Des dents de lait, des souvenirs d’enfance, des lettres, des albums, des documents d’Etat, des souvenirs de famille, des journaux intimes… En vidant la maison de ses parents, Marie-Aude Murail va découvrir tout cela. En ouvrant les différentes boîtes, les morts reprennent vie devant ses yeux… mais surtout sous sa plume. Elle va donc s’employer à retranscrire, aussi bien pour elle aussi bien que pour nous, l’histoire de la famille Murail du début des années 1900 jusqu’à maintenant. Une famille comme les autres, ou presque.

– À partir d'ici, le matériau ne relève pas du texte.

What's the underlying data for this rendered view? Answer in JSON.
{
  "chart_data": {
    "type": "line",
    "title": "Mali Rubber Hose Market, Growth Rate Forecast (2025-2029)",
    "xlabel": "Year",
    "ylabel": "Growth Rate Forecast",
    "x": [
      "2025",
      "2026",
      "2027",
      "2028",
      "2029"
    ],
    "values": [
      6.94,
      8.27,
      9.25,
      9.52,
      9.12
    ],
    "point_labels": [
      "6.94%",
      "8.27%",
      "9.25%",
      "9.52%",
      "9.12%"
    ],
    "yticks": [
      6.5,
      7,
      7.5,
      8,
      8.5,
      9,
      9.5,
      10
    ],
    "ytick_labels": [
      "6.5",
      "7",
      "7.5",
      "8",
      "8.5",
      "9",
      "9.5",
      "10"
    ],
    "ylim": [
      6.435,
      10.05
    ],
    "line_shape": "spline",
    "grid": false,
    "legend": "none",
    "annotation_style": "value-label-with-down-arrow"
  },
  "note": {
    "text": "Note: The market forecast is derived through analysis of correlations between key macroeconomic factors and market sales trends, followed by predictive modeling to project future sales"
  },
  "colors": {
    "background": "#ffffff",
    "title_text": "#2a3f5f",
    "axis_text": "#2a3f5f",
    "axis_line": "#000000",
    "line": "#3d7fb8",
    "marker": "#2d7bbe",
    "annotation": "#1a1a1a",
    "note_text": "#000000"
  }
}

Temps pour lire le roman : trois jours

Nombre de pages du roman : 440 pages

Lieu de lecture : lit, canapé, métro, bus, boulot

Genre : Biographie / Auto-Biographie

Maison d’édition : L’Iconoclaste

Merci aux Editions L’Iconoclaste pour ce livre !

Critique

Avec En nous beaucoup d’hommes respirent, Marie-Aude Murail retrace l’histoire, à travers les différentes archives dont-elles disposent ainsi qu’avec les souvenirs de ses proches, l’histoire de sa famille du début du siècle dernier jusqu’à aujourd’hui.

Et quelle famille ! Si certains ne croient pas encore au fait que, dans certaines familles, il y a un gène d’artiste, lisez ce livre ! On y découvre des lettres magnifiques, aussi bien écrites dans les années 1900 par les arrières-grands parents qu’en 1980 par les parents de Marie-Aude Murail.

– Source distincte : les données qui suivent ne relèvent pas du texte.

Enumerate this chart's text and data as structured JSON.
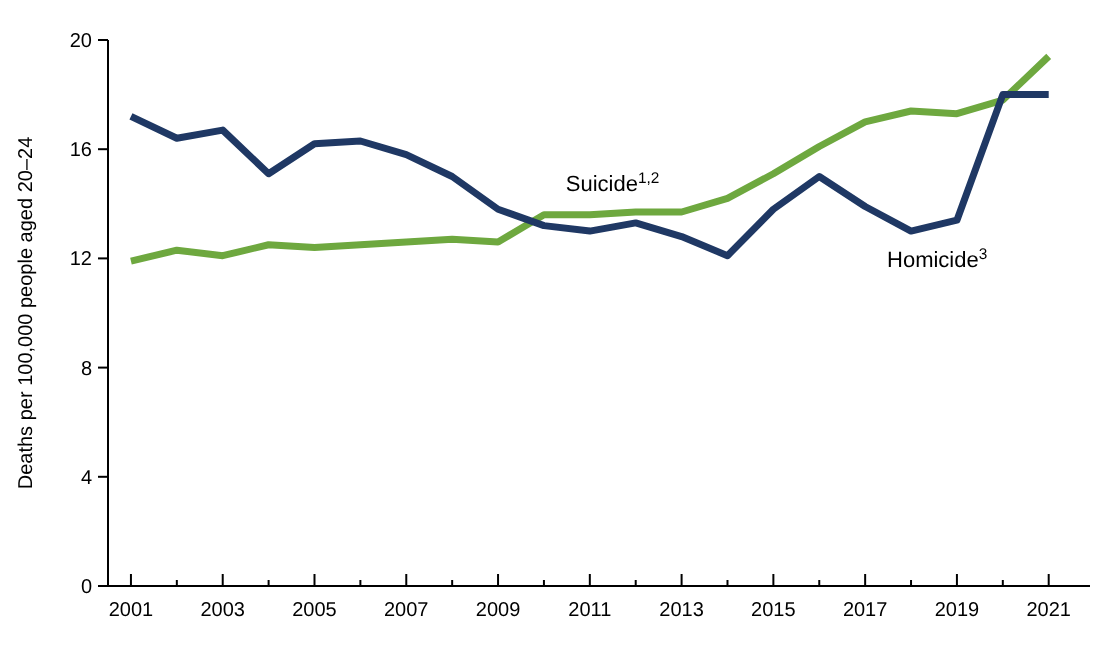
{
  "chart_data": {
    "type": "line",
    "ylabel": "Deaths per 100,000 people aged 20–24",
    "x": [
      2001,
      2002,
      2003,
      2004,
      2005,
      2006,
      2007,
      2008,
      2009,
      2010,
      2011,
      2012,
      2013,
      2014,
      2015,
      2016,
      2017,
      2018,
      2019,
      2020,
      2021
    ],
    "xlim": [
      2000.5,
      2021.9
    ],
    "xticks": [
      2001,
      {
        "value": 2002,
        "label": null
      },
      2003,
      {
        "value": 2004,
        "label": null
      },
      2005,
      {
        "value": 2006,
        "label": null
      },
      2007,
      {
        "value": 2008,
        "label": null
      },
      2009,
      {
        "value": 2010,
        "label": null
      },
      2011,
      {
        "value": 2012,
        "label": null
      },
      2013,
      {
        "value": 2014,
        "label": null
      },
      2015,
      {
        "value": 2016,
        "label": null
      },
      2017,
      {
        "value": 2018,
        "label": null
      },
      2019,
      {
        "value": 2020,
        "label": null
      },
      2021
    ],
    "ylim": [
      0,
      20
    ],
    "yticks": [
      0,
      4,
      8,
      12,
      16,
      20
    ],
    "grid": false,
    "legend": false,
    "marker": "none",
    "line_style": "solid",
    "series": [
      {
        "name": "Suicide$^{1,2}$",
        "color": "#6ea83f",
        "values": [
          11.9,
          12.3,
          12.1,
          12.5,
          12.4,
          12.5,
          12.6,
          12.7,
          12.6,
          13.6,
          13.6,
          13.7,
          13.7,
          14.2,
          15.1,
          16.1,
          17.0,
          17.4,
          17.3,
          17.8,
          19.4
        ]
      },
      {
        "name": "Homicide$^{3}$",
        "color": "#1f3864",
        "values": [
          17.2,
          16.4,
          16.7,
          15.1,
          16.2,
          16.3,
          15.8,
          15.0,
          13.8,
          13.2,
          13.0,
          13.3,
          12.8,
          12.1,
          13.8,
          15.0,
          13.9,
          13.0,
          13.4,
          18.0,
          18.0
        ]
      }
    ]
  }
}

Un livre également qui nous permet de retracer l’histoire de la France, et les évolutions qu’elle a connu.  Qui m’a aussi fait pleurer, de part la beauté mais aussi la dureté des mots. Devant le désespoir face à certains événements. Un livre qui, sans en donner l’airs, ne nous laisse pas indemne.

Conclusion

En nous beaucoup d’hommes respirent de Marie-Aude Murail est un livre passionnant qui m’a fait plonger au coeur d’une France, à différentes époques, que je n’ai jamais connu et que je ne connaîtrais jamais. Une France révolue, une France qui a dansait, qui a souffert, qui s’est relevé. C’est aussi l’histoire d’une famille qui a eu des hauts et des bas. Une famille qui a connu la joie et la souffrance. Un livre qui nous fait nous dire que l’on regrette de ne pas posséder autant de chose sur la notre pour comprendre notre histoire. Un livre qui apprend, qui fait du bien, et qui nous ouvre aux autres.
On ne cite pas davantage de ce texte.